I'm trying to write one article each day. Today, I am still in my pajamas at 11:30 AM. I haven't had a shower in the last 36 hours. We've eaten breakfast and I've played with my baby and answered emails the rest of the morning, and that is all. This is my life.
Today's article is Rolling or Thunking Like A Ball? and it's about the exercise Rolling Like a Ball, which is a great exercise name if your body can roll and less if, as it can be for many of us, our rolling is more like a backwards sort of plopping onto the ground (thunk!) and then straining the neck and psoas to get back up.
People always ask me which exercises are good, which is hard to answer because it's not a move that's good or bad, it depends on what movements your individual body needs and how you use your body while doing them.

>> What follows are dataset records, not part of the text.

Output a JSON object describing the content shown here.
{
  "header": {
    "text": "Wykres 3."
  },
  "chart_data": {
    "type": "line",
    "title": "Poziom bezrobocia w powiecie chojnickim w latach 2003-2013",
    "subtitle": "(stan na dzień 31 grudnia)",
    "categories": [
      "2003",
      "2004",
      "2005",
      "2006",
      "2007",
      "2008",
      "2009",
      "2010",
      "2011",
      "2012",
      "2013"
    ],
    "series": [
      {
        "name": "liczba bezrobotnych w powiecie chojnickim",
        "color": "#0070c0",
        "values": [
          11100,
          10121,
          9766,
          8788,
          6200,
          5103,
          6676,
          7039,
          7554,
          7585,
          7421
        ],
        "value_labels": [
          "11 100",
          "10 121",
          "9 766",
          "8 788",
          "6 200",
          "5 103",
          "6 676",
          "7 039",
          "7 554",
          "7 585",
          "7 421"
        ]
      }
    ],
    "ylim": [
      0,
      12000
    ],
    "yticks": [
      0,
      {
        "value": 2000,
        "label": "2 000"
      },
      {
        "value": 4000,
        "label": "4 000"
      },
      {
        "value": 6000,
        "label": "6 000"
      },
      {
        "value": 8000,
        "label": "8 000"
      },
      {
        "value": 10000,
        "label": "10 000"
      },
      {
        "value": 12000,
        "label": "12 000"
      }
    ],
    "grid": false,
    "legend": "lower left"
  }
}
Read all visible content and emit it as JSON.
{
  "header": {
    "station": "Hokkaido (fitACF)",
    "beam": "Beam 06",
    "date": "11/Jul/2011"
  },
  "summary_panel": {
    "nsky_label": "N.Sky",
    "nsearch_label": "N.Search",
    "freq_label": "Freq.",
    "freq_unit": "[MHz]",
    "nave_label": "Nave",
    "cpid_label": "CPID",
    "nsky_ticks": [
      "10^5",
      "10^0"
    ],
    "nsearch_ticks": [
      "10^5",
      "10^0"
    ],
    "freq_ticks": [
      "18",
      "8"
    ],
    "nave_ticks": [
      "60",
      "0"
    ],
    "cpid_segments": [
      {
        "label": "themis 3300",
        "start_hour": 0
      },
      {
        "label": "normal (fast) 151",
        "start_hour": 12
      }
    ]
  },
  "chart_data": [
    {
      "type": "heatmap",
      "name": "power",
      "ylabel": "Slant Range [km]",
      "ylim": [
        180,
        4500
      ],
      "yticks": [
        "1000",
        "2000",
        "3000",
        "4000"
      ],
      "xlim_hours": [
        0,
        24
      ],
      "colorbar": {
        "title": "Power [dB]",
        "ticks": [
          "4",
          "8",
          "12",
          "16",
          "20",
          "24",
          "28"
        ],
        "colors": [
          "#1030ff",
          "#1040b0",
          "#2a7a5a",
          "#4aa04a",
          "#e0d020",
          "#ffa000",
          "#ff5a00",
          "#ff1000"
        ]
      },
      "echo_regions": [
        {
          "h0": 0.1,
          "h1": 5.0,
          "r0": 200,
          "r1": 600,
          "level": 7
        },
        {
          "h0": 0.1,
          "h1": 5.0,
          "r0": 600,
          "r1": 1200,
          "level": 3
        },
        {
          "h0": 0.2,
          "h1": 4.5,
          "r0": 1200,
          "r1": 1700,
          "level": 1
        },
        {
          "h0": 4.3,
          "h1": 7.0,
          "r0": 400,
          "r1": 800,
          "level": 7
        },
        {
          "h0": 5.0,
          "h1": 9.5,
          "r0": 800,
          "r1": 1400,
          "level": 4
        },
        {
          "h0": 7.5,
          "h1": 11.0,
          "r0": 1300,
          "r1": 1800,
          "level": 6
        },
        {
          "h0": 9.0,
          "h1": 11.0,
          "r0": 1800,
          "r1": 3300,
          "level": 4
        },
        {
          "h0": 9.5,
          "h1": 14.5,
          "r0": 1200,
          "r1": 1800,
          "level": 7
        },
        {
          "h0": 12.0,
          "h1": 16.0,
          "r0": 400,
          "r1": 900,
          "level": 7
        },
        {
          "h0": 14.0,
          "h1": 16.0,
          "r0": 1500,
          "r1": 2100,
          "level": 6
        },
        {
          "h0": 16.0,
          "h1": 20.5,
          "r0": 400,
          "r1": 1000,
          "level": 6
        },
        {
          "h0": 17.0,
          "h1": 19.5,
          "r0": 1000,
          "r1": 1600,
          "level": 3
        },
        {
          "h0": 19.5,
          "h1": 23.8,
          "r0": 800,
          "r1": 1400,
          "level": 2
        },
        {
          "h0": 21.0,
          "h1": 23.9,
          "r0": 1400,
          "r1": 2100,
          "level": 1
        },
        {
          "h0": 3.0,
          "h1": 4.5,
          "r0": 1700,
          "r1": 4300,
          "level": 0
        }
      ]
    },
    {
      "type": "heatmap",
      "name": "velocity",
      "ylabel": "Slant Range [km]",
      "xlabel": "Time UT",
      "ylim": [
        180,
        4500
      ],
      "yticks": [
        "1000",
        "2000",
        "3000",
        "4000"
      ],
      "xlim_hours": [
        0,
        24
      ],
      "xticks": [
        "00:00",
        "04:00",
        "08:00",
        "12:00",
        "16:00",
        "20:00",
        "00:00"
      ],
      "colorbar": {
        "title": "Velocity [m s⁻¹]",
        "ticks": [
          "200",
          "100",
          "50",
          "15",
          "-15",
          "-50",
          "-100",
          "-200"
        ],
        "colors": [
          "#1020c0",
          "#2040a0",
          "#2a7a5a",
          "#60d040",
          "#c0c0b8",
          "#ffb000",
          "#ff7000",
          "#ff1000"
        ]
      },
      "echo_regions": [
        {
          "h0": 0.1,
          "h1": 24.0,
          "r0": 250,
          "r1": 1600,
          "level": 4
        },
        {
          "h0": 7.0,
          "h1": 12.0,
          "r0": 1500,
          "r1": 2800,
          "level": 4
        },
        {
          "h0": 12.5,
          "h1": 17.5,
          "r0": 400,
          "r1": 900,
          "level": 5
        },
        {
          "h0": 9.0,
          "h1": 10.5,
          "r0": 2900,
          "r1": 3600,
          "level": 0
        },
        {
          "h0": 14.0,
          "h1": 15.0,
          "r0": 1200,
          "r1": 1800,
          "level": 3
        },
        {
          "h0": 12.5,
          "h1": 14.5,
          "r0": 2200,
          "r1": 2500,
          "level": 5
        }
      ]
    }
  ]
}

Rolling Like a Ball is a great example of how an exercise can be completed using muscles/movement patterns you want to strengthen or completed with muscles/movement patters you might not want to reinforce. Let's say you're trying to strengthen your torso for improved abdominal or pelvic floor strength. Rolling like a ball can be a core-improving move but it can also be done in a way that makes your issues worse. You can read more on this move and when to use it in Diastasis Recti, but also, here's a video explaining more.
Also note: If you are straining in any way during this exercise, pay special attention to any downward force you may be creating (did you pee your pants or pass gas when you did it?), these are signs that you are not using your abdominals but are wrestling your own pressure systems to attempt an exercise you're not strong enough for.
Start with just lying on your back, knees held firmly into your body with fixed arms, and work tiny movements from your abdominal muscles only—be on the lookout for any leg swinging, head swinging, gritting your teeth, or grunting—and work to move without them, even if it's only 1-2" of movement. All of these movements provide information about how you're getting your movement done.